Soot Load Sensing in a Diesel Particulate Filter Based on Electrical Capacitance Tomography

Abstract

This work presents a novel approach to particulate material (soot) measurement in a diesel particulate filter (DPF) using electrical capacitance tomography (ECT). Modern diesel engines are equipped with DPFs, as well as onboard technologies to evaluate the status of DPF because complete knowledge of DPF soot loading is very critical for robust and efficient operation of the engine exhaust after treatment system. Emission regulations imposed upon all internal combustion engines including diesel engines on gaseous as well as particulate (soot) emissions by environment regulatory agencies.

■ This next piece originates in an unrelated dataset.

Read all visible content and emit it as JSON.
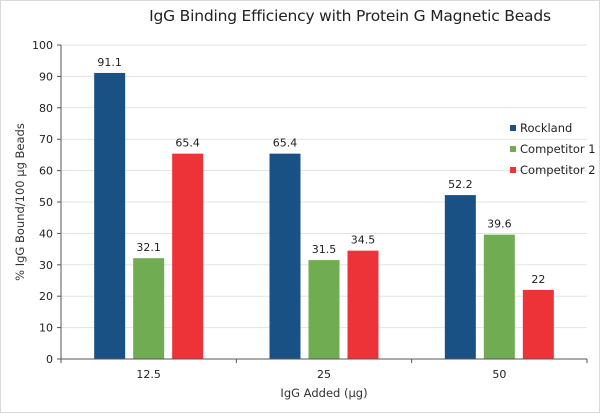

In course of time, soot will be deposited inside the DPFs which tend to clog the filter and hence generate a back pressure in the exhaust system, negatively impacting the fuel efficiency. To remove the soot buildup, regeneration of the DPF must be done as an engine exhaust after treatment process at predetermined time intervals. Passive regeneration increases the exhaust heat to burn the deposited soot while active regeneration injects external energy in, such as injection of diesel into an upstream diesel oxidation catalyst (DOC), to burn the soot. Since the regeneration process consumes fuel, a robust and efficient operation based on accurate knowledge of the particulate matter deposit (or soot load) becomes essential in order to keep the fuel consumption at a minimum. Here we propose a sensing method for a DPF that can accurately measure in-situ soot load using ECT. Lab experimental results show that the proposed method offers an effective way to accurately estimate the soot load in DPF. The proposed method is expected to have a profound impact in improving overall DPF efficiency (and thereby fuel efficiency), and durability of a DPF through appropriate closed loop regeneration operation.